Retrouver confiance pour trouver de l’emploi…

70% des personnes en situation de chômage ou d’incapacité sont frustrées de ne pas travailler. Face à ce constat publié dans le Thermomètre Santé & Travail de Solidaris, l’équipe de Ma vie en PLUS a voulu en savoir plus sur le retour au travail. Est-ce seulement une question de volonté comme certain·e·s aiment le scander ? Peut-être pas… Rencontre avec Isabelle Vriamont, coordinatrice du Centre d’Insertion Socioprofessionnelle, « Retravailler », à Liège.

Quels sont les impacts psychologiques de l'incapacité de travail prolongée sur les personnes que vous rencontrez ?

Il y a souvent beaucoup de culpabilité liée au regard de la société, de la famille ou du voisinage. Cette culpabilité peut s’appliquer également aux collègues qui, dans certains cas, vont devoir assumer une charge de travail supplémentaire.

Dans le cas d’une incapacité pour burn-out ou dépression, les malades se sentent souvent faibles et font face à une remise en question identitaire : « pourquoi est-ce que je n’ai pas la force de dépasser ça tout·e seul·e ? ». Fréquemment, le terme « inutile » ressort : « je suis inutile à la société, ce sont les autres qui payent pour moi ».

Lorsqu’on fait face à des incapacités de travail de longue durée, l’inquiétude d’être licencié·e ou de ne pas retrouver sa place est aussi un grand facteur de stress.

Est-ce qu’il y a des obstacles à la recherche d’un emploi après une longue période sans travailler ?

Oui. D’abord, le trou dans le CV fait souvent peur. Les personnes que nous suivons pensent que ce vide, de plusieurs années parfois, va systématiquement leur fermer toutes les portes. Ce n’est pas vrai. Par contre, c’est vrai qu’on peut retrouver un biais cognitif de la part de l’employeur ou de l’employeuse qui peut se dire que s’il y a déjà eu incapacité, ça va se reproduire. Ces idées reçues sont des obstacles à l’emploi. Notre travail consiste à aider la personne en recherche d’emploi à pouvoir répondre à une question embarrassante sur le sujet mais aussi à déconstruire les idées reçues des employeurs et employeuses.

La question des compétences se pose également car le marché du travail évolue très vite.

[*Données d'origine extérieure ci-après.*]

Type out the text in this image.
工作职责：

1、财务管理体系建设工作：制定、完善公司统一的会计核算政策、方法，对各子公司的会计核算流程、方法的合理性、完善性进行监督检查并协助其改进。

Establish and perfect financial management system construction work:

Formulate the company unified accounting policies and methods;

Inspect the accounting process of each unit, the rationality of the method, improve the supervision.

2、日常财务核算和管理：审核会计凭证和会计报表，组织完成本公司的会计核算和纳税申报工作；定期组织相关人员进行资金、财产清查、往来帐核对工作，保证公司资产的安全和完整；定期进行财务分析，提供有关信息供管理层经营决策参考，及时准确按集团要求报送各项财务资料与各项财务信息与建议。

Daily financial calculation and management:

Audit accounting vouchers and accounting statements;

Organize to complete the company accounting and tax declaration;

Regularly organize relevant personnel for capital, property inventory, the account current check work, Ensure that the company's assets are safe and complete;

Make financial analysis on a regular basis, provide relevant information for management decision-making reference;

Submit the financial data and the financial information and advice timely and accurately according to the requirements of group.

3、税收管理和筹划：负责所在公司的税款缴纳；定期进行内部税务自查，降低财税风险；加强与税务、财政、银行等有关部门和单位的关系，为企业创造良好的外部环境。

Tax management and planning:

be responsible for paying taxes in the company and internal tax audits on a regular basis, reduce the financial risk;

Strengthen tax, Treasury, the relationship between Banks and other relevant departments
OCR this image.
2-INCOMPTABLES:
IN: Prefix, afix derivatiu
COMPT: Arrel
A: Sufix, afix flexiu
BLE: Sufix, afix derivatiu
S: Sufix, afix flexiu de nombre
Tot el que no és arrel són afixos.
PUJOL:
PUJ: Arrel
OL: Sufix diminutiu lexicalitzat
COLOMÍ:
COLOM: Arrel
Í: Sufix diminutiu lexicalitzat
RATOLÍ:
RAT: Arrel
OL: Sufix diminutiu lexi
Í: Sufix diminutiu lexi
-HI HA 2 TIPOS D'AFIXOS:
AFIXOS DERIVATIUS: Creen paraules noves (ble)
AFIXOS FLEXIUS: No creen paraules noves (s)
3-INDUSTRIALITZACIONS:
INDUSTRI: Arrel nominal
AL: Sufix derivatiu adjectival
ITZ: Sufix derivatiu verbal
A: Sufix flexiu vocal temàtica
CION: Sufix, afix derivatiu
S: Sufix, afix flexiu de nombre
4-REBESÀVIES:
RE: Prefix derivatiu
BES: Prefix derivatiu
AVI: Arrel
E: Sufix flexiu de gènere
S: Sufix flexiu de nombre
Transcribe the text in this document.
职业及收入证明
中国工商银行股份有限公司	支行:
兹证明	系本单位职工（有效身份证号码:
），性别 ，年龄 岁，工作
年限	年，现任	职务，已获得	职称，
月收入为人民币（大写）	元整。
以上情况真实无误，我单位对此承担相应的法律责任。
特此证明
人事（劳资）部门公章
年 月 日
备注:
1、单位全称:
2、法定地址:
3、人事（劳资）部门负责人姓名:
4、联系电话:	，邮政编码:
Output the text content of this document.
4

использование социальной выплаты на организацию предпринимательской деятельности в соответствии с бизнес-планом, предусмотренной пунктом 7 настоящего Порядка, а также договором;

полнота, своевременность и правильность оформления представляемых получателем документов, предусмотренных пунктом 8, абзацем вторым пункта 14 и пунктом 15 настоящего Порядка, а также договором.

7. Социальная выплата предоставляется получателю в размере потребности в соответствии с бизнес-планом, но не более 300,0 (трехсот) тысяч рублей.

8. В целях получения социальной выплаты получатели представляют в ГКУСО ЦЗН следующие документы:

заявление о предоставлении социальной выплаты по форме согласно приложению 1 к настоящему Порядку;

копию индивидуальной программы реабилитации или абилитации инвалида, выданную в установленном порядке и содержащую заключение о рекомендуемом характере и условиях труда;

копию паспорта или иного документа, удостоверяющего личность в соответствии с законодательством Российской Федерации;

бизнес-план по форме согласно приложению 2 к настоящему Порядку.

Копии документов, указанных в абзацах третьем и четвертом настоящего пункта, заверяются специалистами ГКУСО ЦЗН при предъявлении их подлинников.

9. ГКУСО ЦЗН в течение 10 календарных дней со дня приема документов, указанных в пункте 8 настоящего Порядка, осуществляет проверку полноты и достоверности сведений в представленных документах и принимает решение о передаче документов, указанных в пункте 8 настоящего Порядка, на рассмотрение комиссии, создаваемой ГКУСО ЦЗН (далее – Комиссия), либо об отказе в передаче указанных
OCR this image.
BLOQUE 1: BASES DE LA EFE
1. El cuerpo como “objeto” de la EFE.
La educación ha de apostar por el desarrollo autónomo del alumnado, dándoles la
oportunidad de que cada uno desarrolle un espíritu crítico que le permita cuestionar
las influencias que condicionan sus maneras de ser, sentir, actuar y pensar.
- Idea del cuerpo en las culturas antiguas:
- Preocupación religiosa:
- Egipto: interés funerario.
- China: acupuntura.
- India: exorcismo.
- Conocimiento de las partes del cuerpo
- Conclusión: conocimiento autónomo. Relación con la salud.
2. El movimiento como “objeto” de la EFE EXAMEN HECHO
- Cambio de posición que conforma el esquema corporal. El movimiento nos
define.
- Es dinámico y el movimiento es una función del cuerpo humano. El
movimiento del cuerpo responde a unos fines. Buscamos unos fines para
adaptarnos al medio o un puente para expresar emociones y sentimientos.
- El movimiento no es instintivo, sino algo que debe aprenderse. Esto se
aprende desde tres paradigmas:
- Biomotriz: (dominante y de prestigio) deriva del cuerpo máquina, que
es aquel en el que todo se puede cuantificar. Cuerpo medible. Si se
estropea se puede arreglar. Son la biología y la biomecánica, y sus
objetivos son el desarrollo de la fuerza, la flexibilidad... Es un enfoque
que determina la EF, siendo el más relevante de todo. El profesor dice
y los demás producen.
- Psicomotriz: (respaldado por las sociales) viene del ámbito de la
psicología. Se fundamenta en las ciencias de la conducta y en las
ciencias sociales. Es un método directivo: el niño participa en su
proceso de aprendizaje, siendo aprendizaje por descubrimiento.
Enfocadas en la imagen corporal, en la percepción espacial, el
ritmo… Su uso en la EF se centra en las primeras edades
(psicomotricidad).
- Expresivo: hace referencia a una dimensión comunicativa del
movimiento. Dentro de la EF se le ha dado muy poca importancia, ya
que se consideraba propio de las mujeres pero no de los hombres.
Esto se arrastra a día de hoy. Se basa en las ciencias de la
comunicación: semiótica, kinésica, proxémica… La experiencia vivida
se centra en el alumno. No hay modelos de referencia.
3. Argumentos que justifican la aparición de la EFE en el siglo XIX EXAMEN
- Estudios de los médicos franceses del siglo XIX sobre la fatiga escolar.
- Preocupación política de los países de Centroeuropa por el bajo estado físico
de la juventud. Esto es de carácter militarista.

J’ai, par exemple, eu le cas d’une secrétaire qui était très angoissée lors de son retour au travail car beaucoup d’outils informatiques et administratifs avaient changé, tout comme les process et les tâches. Elle avait peur d’être distraite et de faire des erreurs. La confiance en soi met du temps à se reconstruire, tout comme le fait de retrouver le rythme. Il faut se laisser du temps, ne pas hésiter à se former aux nouvelles pratiques et être indulgent·e envers soi-même.

Comment aidez-vous les personnes à surmonter ces défis psychologiques et à retrouver confiance en elles ?

Lors des séances en groupe, on va travailler sur les représentations et la déconstruction des idées reçues. Lors des séances individuelles, dont bénéficient tou·te·s nos stagiaires (NLDR : personnes en recherche d’emploi), on va travailler sur le deuil de certaines chose, suite à un licenciement par exemple, ainsi que sur la mise en avant des compétences et des ressources de la personne. Prenons l’exemple d’un homme de 50 ans qui pense ne jamais pouvoir retrouver du travail car il est trop âgé. On va travailler sur cette idée reçue grâce à une série d’outils, d’articles, de ressources qui vont lui démontrer qu’à 50 ans, la vie est loin d’être finie, qu’il peut encore travailler 15 ans ou plus et que d’autres ont réussi avant lui.  

Parfois, un suivi psychologique est nécessaire en parallèle car la confiance en soi est parfois totalement inexistante ce qui est un énorme frein à l’emploi. Une personne qui n’a plus confiance en elle sera mal à l’aise, peu dynamique voire même sur la défensive face à un recruteur ou une recruteuse. Elle pourra alors passer pour une personne « qui s’en fiche » alors que pas du tout.

Comment ça se passe concrètement un parcours chez « Retravailler » ?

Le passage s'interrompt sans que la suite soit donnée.